I have read a couple of awesome books lately and one not so awesome.
Let's start with mind blowingly awesome. I just finished Extremely Loud and Incredibly Close. It was beautiful. I love bittersweet books and this qualified. I also love quirky characters, especially if they are children. The main character, Oskar, seems to have Asperger's, although it isn't directly stated. I work with students on the high end of the autistic spectrum, so I could completely identify with him. This books reminded me of The Book Thief in the fact that it was so beautiful and yet so sad. It also reminds me of The Curious Incident of the Dog in the Night (for obvious reasons). I passed it onto Caroline and gave it to my mom. It was so good that I didn't want it to end (why does this paragraph remind me of a middle school book report?).
Next up, the not so good. I also gave my mom Swamplandia. I had read awesome reviews of the books and she had heard a glowing report on NPR. Those are usually the hallmarks of a book that we will love. We wanted to love it. It had everything that we usually do, quirky characters, beautifully haunting descriptions of scary places, elements of the supernatural, and characters with impressive vocabularies. Neither of us could get into it. I didn't connect with any of the characters and the ending left me pretty upset (probably has to do with having my own teen daughter). HBO is going to make a half hour comedy based on the novel. I am glad that I am too cheap to pay for HBO.

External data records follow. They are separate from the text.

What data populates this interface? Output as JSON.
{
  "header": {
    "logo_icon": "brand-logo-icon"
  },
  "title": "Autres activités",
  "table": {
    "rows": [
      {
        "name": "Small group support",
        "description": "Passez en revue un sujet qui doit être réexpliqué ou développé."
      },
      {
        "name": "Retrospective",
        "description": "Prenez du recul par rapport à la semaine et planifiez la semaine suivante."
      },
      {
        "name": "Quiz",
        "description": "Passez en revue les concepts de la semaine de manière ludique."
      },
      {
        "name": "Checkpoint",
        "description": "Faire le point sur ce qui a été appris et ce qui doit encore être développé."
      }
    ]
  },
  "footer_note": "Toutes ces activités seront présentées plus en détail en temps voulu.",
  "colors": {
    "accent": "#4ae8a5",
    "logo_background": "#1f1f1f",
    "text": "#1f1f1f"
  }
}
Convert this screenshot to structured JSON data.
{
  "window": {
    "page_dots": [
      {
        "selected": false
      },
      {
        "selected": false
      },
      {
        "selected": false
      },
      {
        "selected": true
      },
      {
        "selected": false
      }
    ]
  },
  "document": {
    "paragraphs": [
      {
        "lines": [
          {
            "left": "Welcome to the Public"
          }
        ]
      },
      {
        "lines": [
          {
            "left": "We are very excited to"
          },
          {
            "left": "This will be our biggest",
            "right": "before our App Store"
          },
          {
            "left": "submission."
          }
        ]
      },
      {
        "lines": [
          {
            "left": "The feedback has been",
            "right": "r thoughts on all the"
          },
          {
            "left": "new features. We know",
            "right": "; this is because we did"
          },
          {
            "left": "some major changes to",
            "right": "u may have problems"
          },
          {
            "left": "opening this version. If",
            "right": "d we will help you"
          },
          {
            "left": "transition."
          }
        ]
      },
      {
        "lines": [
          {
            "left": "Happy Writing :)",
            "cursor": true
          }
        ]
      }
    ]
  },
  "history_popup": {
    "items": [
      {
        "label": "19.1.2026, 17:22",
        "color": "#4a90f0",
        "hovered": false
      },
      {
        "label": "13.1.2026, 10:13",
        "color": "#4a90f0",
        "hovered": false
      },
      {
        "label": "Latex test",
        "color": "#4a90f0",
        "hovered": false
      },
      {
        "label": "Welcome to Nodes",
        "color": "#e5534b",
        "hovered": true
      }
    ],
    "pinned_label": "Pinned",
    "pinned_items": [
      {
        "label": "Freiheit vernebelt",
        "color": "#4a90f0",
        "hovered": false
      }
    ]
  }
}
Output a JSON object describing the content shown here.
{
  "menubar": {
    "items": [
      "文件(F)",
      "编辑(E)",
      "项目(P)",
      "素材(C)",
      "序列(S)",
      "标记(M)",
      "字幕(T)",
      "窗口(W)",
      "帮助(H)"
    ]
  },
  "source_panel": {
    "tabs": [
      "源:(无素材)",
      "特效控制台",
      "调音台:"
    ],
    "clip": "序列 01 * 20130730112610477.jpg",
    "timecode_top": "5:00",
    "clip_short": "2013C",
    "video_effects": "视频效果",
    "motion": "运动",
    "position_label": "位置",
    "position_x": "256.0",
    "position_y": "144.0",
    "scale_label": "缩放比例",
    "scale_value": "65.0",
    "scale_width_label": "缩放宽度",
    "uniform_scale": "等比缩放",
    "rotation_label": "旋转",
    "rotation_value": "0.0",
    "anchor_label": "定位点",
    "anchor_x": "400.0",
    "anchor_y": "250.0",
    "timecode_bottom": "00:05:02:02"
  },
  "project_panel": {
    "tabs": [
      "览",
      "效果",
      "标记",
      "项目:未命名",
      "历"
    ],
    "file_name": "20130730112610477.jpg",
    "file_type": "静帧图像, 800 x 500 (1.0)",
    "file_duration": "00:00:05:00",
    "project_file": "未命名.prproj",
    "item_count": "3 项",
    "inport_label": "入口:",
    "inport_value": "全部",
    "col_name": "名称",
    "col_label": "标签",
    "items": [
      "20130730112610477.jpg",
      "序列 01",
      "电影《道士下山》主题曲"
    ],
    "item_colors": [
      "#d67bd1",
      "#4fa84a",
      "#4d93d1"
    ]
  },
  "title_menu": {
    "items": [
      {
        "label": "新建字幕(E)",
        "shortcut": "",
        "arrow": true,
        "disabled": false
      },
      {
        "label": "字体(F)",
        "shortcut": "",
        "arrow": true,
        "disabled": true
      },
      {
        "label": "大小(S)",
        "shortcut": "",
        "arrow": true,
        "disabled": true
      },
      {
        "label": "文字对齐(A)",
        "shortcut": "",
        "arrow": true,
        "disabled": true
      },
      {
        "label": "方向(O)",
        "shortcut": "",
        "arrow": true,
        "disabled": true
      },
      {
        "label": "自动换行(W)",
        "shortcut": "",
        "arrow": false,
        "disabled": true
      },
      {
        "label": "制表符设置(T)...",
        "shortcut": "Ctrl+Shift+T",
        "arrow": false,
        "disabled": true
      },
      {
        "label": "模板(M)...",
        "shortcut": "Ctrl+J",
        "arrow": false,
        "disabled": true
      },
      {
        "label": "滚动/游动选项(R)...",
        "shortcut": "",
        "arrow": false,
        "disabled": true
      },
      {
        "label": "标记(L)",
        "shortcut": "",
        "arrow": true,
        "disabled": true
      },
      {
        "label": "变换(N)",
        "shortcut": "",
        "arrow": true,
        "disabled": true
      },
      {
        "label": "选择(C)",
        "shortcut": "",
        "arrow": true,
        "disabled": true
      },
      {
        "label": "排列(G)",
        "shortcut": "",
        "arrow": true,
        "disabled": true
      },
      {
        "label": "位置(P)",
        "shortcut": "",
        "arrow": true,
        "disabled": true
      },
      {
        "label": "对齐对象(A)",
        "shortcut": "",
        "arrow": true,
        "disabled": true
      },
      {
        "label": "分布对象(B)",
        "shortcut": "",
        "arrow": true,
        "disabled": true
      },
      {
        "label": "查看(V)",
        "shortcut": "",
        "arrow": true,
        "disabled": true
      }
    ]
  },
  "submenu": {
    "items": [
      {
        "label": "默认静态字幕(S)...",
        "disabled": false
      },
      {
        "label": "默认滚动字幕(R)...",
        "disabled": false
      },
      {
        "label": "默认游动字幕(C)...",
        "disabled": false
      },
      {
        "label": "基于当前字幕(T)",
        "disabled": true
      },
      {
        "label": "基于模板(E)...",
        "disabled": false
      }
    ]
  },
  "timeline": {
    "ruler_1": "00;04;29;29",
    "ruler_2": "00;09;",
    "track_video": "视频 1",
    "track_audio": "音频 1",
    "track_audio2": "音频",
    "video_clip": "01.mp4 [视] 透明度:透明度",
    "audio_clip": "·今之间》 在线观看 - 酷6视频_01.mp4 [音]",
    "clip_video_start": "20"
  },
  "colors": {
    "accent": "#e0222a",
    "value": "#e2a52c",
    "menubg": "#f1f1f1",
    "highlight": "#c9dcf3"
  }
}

And finally, the book that was so good, Buffy ate part of the cover and I had to pay the library $28, but I don't mind because now my mom and step-father can read it: 36 Arguments for the Existence of God. First of all, this is not the book to read when trapped in the house with two squabbling kids, nor at the pool, nor at the beach. This book should be read in a quiet place with a good cup of tea (hot or iced, you choose). In other words, this book makes you think. If I wasn't so lazy, there were times when I should have cracked open the dictionary or hit Google. It is fiction, but has an index that is non-fiction (is philosophy non-fiction?). The premise is that a college professor has written a book which states the 36 most common arguments for the existence of God and then refutes them all. The book is is journey toward living a moral life and toward learning about and respecting organized religion. There is quiet a bit about Jewish Mysticism, which has fascinated me since I read The Cookbook Collector. There is also a lot to make you think about what constitutes genius and how to handle it. It took awhile to get into it, but I don't regret the time committed. It makes perfect sense for a girl who is friends with liberals, conservatives, pagans, Christians, ministers of all faiths, and the product of hippies to be completely in love with this book. It doesn't help that I am a big old nerd, either.